Rio Negro (English: Black River) is the largest left tributary of the Amazon and the largest blackwater river in the world. It has its sources along the watershed between the Orinoco and the Amazon basins, and also connects with the Orinoco by way of the Casiquiare canal. In Colombia, where its sources are, it is called the Guainía River. Its main affluent is Vaupés, which disputes with the headwaters of the Guaviare branch of the Orinoco the drainage of the eastern slope of the Andes of Colombia. The Rio Negro flows into the Rio Solimões to form the Amazon River near Manaus, Brazil.
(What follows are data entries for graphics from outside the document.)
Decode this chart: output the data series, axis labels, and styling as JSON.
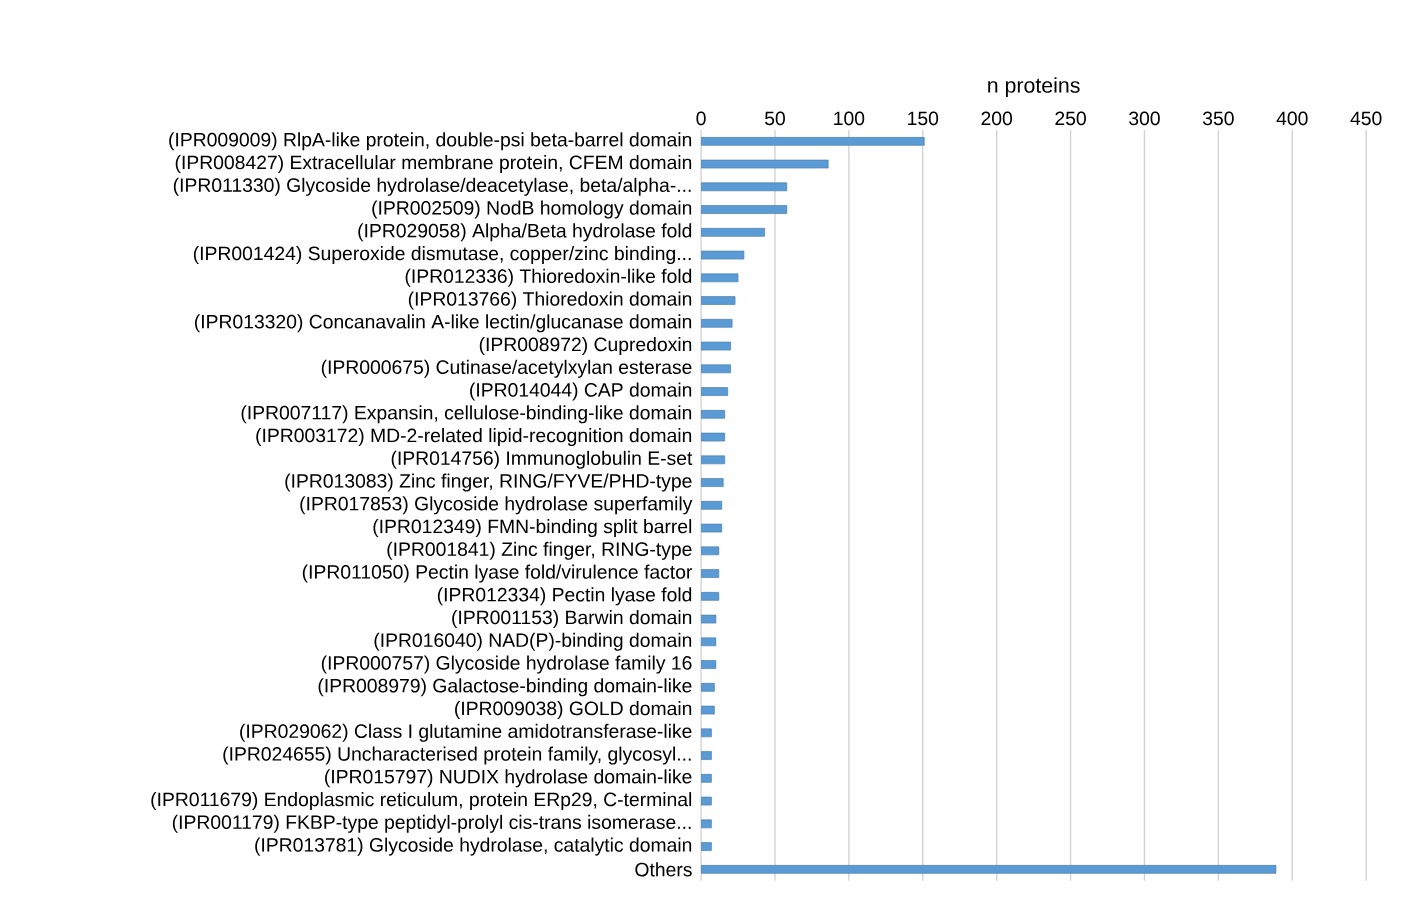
{
  "chart_data": {
    "type": "bar",
    "orientation": "horizontal",
    "xlabel": "n proteins",
    "categories": [
      "(IPR009009) RlpA-like protein, double-psi beta-barrel domain",
      "(IPR008427) Extracellular membrane protein, CFEM domain",
      "(IPR011330) Glycoside hydrolase/deacetylase, beta/alpha-...",
      "(IPR002509) NodB homology domain",
      "(IPR029058) Alpha/Beta hydrolase fold",
      "(IPR001424) Superoxide dismutase, copper/zinc binding...",
      "(IPR012336) Thioredoxin-like fold",
      "(IPR013766) Thioredoxin domain",
      "(IPR013320) Concanavalin A-like lectin/glucanase domain",
      "(IPR008972) Cupredoxin",
      "(IPR000675) Cutinase/acetylxylan esterase",
      "(IPR014044) CAP domain",
      "(IPR007117) Expansin, cellulose-binding-like domain",
      "(IPR003172) MD-2-related lipid-recognition domain",
      "(IPR014756) Immunoglobulin E-set",
      "(IPR013083) Zinc finger, RING/FYVE/PHD-type",
      "(IPR017853) Glycoside hydrolase superfamily",
      "(IPR012349) FMN-binding split barrel",
      "(IPR001841) Zinc finger, RING-type",
      "(IPR011050) Pectin lyase fold/virulence factor",
      "(IPR012334) Pectin lyase fold",
      "(IPR001153) Barwin domain",
      "(IPR016040) NAD(P)-binding domain",
      "(IPR000757) Glycoside hydrolase family 16",
      "(IPR008979) Galactose-binding domain-like",
      "(IPR009038) GOLD domain",
      "(IPR029062) Class I glutamine amidotransferase-like",
      "(IPR024655) Uncharacterised protein family, glycosyl...",
      "(IPR015797) NUDIX hydrolase domain-like",
      "(IPR011679) Endoplasmic reticulum, protein ERp29, C-terminal",
      "(IPR001179) FKBP-type peptidyl-prolyl cis-trans isomerase...",
      "(IPR013781) Glycoside hydrolase, catalytic domain",
      "Others"
    ],
    "values": [
      151,
      86,
      58,
      58,
      43,
      29,
      25,
      23,
      21,
      20,
      20,
      18,
      16,
      16,
      16,
      15,
      14,
      14,
      12,
      12,
      12,
      10,
      10,
      10,
      9,
      9,
      7,
      7,
      7,
      7,
      7,
      7,
      389
    ],
    "color": "#5b9bd5",
    "xlim": [
      0,
      450
    ],
    "xticks": [
      0,
      50,
      100,
      150,
      200,
      250,
      300,
      350,
      400,
      450
    ],
    "grid": "x"
  }
}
Rio Negro is navigable for 450 miles (720 km) above its mouth for 4 feet (1 m) of water in the dry season, but it has many sandbanks and minor difficulties. In the wet season, it overflows the country far and wide, sometimes to a breadth of 20 miles (32 km), for long distances, and for 400 miles (640 km) up, as far as Santa Isabel. It is a succession of lagoons, full of long islands and intricate channels, and the slope of the country is so gentle that the river has almost no current. But just before reaching the Vaupés, there is a long series of reefs, over which it violently flows in cataracts, rapids and whirlpools. The Vaupés is full of similar obstacles, some fifty rapids barring its navigation, although a long stretch of its upper course is said to be free from them, and to flow gently through a forested country. Despite the impediments, canoes ascend this stream to the Andes.
While the name Rio Negro means Black River, its waters aren't exactly black -- they are similar in color to clear tea. The name arises from the fact that it looks black from afar.